Os últimos dois anos foram marcados por um retrocesso global em diversas liberdades fundamentais, da econômica à religiosa, mas podemos dizer com toda a certeza que poucas liberdades foram tão atacadas quanto a liberdade de expressão. Este fenômeno – que a Gazeta chegou a classificar como um “apagão” –, no entanto, não nasceu com a pandemia; ele já vinha se manifestando antes do surgimento da Covid-19, e foi apenas potencializado por ela. O terreno perdido foi muito grande e recuperá-lo é uma urgência para o Brasil dos próximos quatro anos.
É um trabalho dificílimo, pois são muitas as frentes em que a liberdade de expressão foi relativizada ou agredida. A sociedade como um todo, grupos organizados e até as instituições do poder público trabalharam, cada um a seu modo, para instaurar um clima de quase censura ou de autocensura.
Pensemos, por exemplo, na resposta ao fenômeno das fake news, um problema real cujo combate saiu totalmente do controle e escancarou um déficit teórico avassalador a respeito da própria natureza dos discursos. O que deveria ser um esforço para se conter a difusão de afirmações factuais comprovadamente falsas acabou se transformando na perseguição pura e simples a opiniões e críticas que destoassem de supostos consensos elevados à categoria de verdades inquestionáveis. Os adeptos de tais consensos no Poder Judiciário e nas Big Techs passaram, então, a usar seu poder para suprimir tanto tais discursos quanto seus autores, com o aplauso de todos os demais adeptos desses consensos na sociedade civil e entre formadores de opinião – o que, ironicamente, inclui muitos dos que deveriam estar na linha de frente da batalha pela liberdade de expressão.
No Brasil, o Supremo Tribunal Federal merece um capítulo à parte nesta história da erosão da liberdade de expressão no país. Seus inquéritos claramente abusivos, além de violarem formalmente uma série de outros princípios, como a ampla defesa, são marcados pela mais completa confusão conceitual – não apenas a manifestação de opiniões e a exposição de ideias se transformam em fake news (expressão que deveria descrever apenas afirmações factuais errôneas), como críticas legítimas são transformadas em injúrias e em outra palavra da moda, “ataques”, que são criminalizados e sujeitam seus autores a punições que vão da desmonetização e suspensão de perfis até a prisão.

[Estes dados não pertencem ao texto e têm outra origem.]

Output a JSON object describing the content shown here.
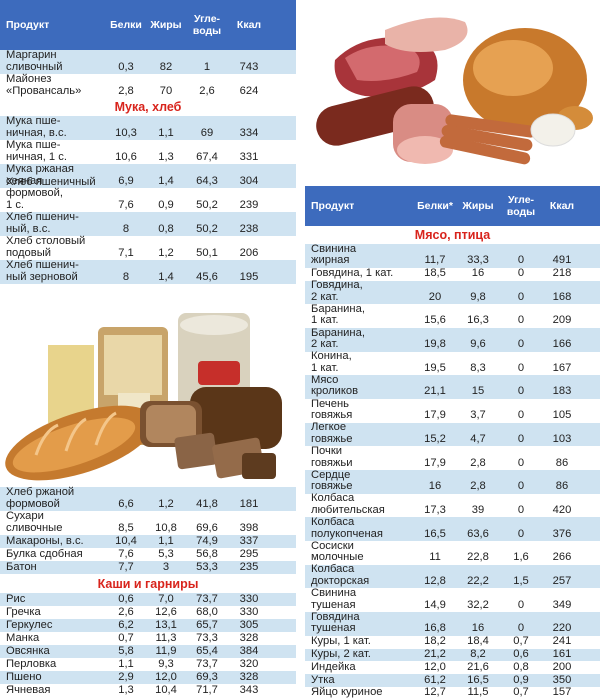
{
  "header_left": {
    "product": "Продукт",
    "protein": "Белки",
    "fat": "Жиры",
    "carbs": "Угле-\nводы",
    "kcal": "Ккал"
  },
  "header_right": {
    "product": "Продукт",
    "protein": "Белки*",
    "fat": "Жиры",
    "carbs": "Угле-\nводы",
    "kcal": "Ккал"
  },
  "top_rows": [
    {
      "name": "Маргарин\nсливочный",
      "p": "0,3",
      "f": "82",
      "c": "1",
      "k": "743"
    },
    {
      "name": "Майонез\n«Провансаль»",
      "p": "2,8",
      "f": "70",
      "c": "2,6",
      "k": "624"
    }
  ],
  "section_flour": "Мука, хлеб",
  "flour_rows": [
    {
      "name": "Мука пше-\nничная, в.с.",
      "p": "10,3",
      "f": "1,1",
      "c": "69",
      "k": "334"
    },
    {
      "name": "Мука пше-\nничная, 1 с.",
      "p": "10,6",
      "f": "1,3",
      "c": "67,4",
      "k": "331"
    },
    {
      "name": "Мука ржаная\nсеяная",
      "p": "6,9",
      "f": "1,4",
      "c": "64,3",
      "k": "304"
    },
    {
      "name": "Хлеб пшеничный формовой,\n1 с.",
      "p": "7,6",
      "f": "0,9",
      "c": "50,2",
      "k": "239"
    },
    {
      "name": "Хлеб пшенич-\nный, в.с.",
      "p": "8",
      "f": "0,8",
      "c": "50,2",
      "k": "238"
    },
    {
      "name": "Хлеб столовый\nподовый",
      "p": "7,1",
      "f": "1,2",
      "c": "50,1",
      "k": "206"
    },
    {
      "name": "Хлеб пшенич-\nный зерновой",
      "p": "8",
      "f": "1,4",
      "c": "45,6",
      "k": "195"
    }
  ],
  "bread_rows": [
    {
      "name": "Хлеб ржаной\nформовой",
      "p": "6,6",
      "f": "1,2",
      "c": "41,8",
      "k": "181"
    },
    {
      "name": "Сухари\nсливочные",
      "p": "8,5",
      "f": "10,8",
      "c": "69,6",
      "k": "398"
    },
    {
      "name": "Макароны, в.с.",
      "p": "10,4",
      "f": "1,1",
      "c": "74,9",
      "k": "337"
    },
    {
      "name": "Булка сдобная",
      "p": "7,6",
      "f": "5,3",
      "c": "56,8",
      "k": "295"
    },
    {
      "name": "Батон",
      "p": "7,7",
      "f": "3",
      "c": "53,3",
      "k": "235"
    }
  ],
  "section_porridge": "Каши и гарниры",
  "porridge_rows": [
    {
      "name": "Рис",
      "p": "0,6",
      "f": "7,0",
      "c": "73,7",
      "k": "330"
    },
    {
      "name": "Гречка",
      "p": "2,6",
      "f": "12,6",
      "c": "68,0",
      "k": "330"
    },
    {
      "name": "Геркулес",
      "p": "6,2",
      "f": "13,1",
      "c": "65,7",
      "k": "305"
    },
    {
      "name": "Манка",
      "p": "0,7",
      "f": "11,3",
      "c": "73,3",
      "k": "328"
    },
    {
      "name": "Овсянка",
      "p": "5,8",
      "f": "11,9",
      "c": "65,4",
      "k": "384"
    },
    {
      "name": "Перловка",
      "p": "1,1",
      "f": "9,3",
      "c": "73,7",
      "k": "320"
    },
    {
      "name": "Пшено",
      "p": "2,9",
      "f": "12,0",
      "c": "69,3",
      "k": "328"
    },
    {
      "name": "Ячневая",
      "p": "1,3",
      "f": "10,4",
      "c": "71,7",
      "k": "343"
    }
  ],
  "section_meat": "Мясо, птица",
  "meat_rows": [
    {
      "name": "Свинина\nжирная",
      "p": "11,7",
      "f": "33,3",
      "c": "0",
      "k": "491"
    },
    {
      "name": "Говядина, 1 кат.",
      "p": "18,5",
      "f": "16",
      "c": "0",
      "k": "218"
    },
    {
      "name": "Говядина,\n2 кат.",
      "p": "20",
      "f": "9,8",
      "c": "0",
      "k": "168"
    },
    {
      "name": "Баранина,\n1 кат.",
      "p": "15,6",
      "f": "16,3",
      "c": "0",
      "k": "209"
    },
    {
      "name": "Баранина,\n2 кат.",
      "p": "19,8",
      "f": "9,6",
      "c": "0",
      "k": "166"
    },
    {
      "name": "Конина,\n1 кат.",
      "p": "19,5",
      "f": "8,3",
      "c": "0",
      "k": "167"
    },
    {
      "name": "Мясо\nкроликов",
      "p": "21,1",
      "f": "15",
      "c": "0",
      "k": "183"
    },
    {
      "name": "Печень\nговяжья",
      "p": "17,9",
      "f": "3,7",
      "c": "0",
      "k": "105"
    },
    {
      "name": "Легкое\nговяжье",
      "p": "15,2",
      "f": "4,7",
      "c": "0",
      "k": "103"
    },
    {
      "name": "Почки\nговяжьи",
      "p": "17,9",
      "f": "2,8",
      "c": "0",
      "k": "86"
    },
    {
      "name": "Сердце\nговяжье",
      "p": "16",
      "f": "2,8",
      "c": "0",
      "k": "86"
    },
    {
      "name": "Колбаса\nлюбительская",
      "p": "17,3",
      "f": "39",
      "c": "0",
      "k": "420"
    },
    {
      "name": "Колбаса\nполукопченая",
      "p": "16,5",
      "f": "63,6",
      "c": "0",
      "k": "376"
    },
    {
      "name": "Сосиски\nмолочные",
      "p": "11",
      "f": "22,8",
      "c": "1,6",
      "k": "266"
    },
    {
      "name": "Колбаса\nдокторская",
      "p": "12,8",
      "f": "22,2",
      "c": "1,5",
      "k": "257"
    },
    {
      "name": "Свинина\nтушеная",
      "p": "14,9",
      "f": "32,2",
      "c": "0",
      "k": "349"
    },
    {
      "name": "Говядина\nтушеная",
      "p": "16,8",
      "f": "16",
      "c": "0",
      "k": "220"
    },
    {
      "name": "Куры, 1 кат.",
      "p": "18,2",
      "f": "18,4",
      "c": "0,7",
      "k": "241"
    },
    {
      "name": "Куры, 2 кат.",
      "p": "21,2",
      "f": "8,2",
      "c": "0,6",
      "k": "161"
    },
    {
      "name": "Индейка",
      "p": "12,0",
      "f": "21,6",
      "c": "0,8",
      "k": "200"
    },
    {
      "name": "Утка",
      "p": "61,2",
      "f": "16,5",
      "c": "0,9",
      "k": "350"
    },
    {
      "name": "Яйцо куриное",
      "p": "12,7",
      "f": "11,5",
      "c": "0,7",
      "k": "157"
    }
  ],
  "colors": {
    "header_bg": "#3d6bbd",
    "row_alt": "#cfe3f1",
    "section_red": "#d8241c"
  }
}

Outra frente de demolição da liberdade de expressão, e que também conta com participação importante do STF, é a criação de tabus, assuntos que já não podem ser discutidos. A equiparação da homofobia ao racismo, graças a decisão de 2019 do Supremo, é um desses casos, em que a incapacidade dos ministros de distinguir entre duas situações diversas levou a um vácuo legal, do qual a militância identitária se aproveita para perseguir judicialmente brasileiros por críticas a comportamentos – classificadas como “discurso de ódio” –, em um tipo de repressão que nenhuma sociedade democrática madura aceitaria. E, quando a perseguição não ocorre pela via institucional, ela vem pela chamada “cultura do cancelamento”, em que milícias digitais organizadas, ou surgidas no calor do momento, buscam transformar em um inferno a vida de quem quer que ouse contrariar o politicamente correto.
A recuperação da liberdade de expressão no Brasil passa por um Supremo Tribunal Federal que tenha ministros efetivamente capazes de diferenciar discursos e entender corretamente quais deles são passíveis de responsabilização jurídica e quais deles devem ter livre trânsito; por parlamentares que tenham a coragem de servir de contrapeso aos desmandos de membros do STF que insistam na pretensão de serem “editores” da sociedade, na infeliz expressão de Dias Toffoli; por um marco legal para a atuação das Big Techs que impeça arbitrariedades; por autoridades que recuperem a importância da civilidade diante das divergências, servindo de exemplo para que também a sociedade saiba elevar o nível de seus debates. A mentira, a calúnia, a injúria, o preconceito e o ódio não devem ter lugar em nosso país; mas o combate a tais atitudes, seja pela repressão legal (quando for o caso), seja pela condenação social, não pode jamais servir de pretexto para se coibir o livre fluxo de ideias e o direito de criticar e questionar.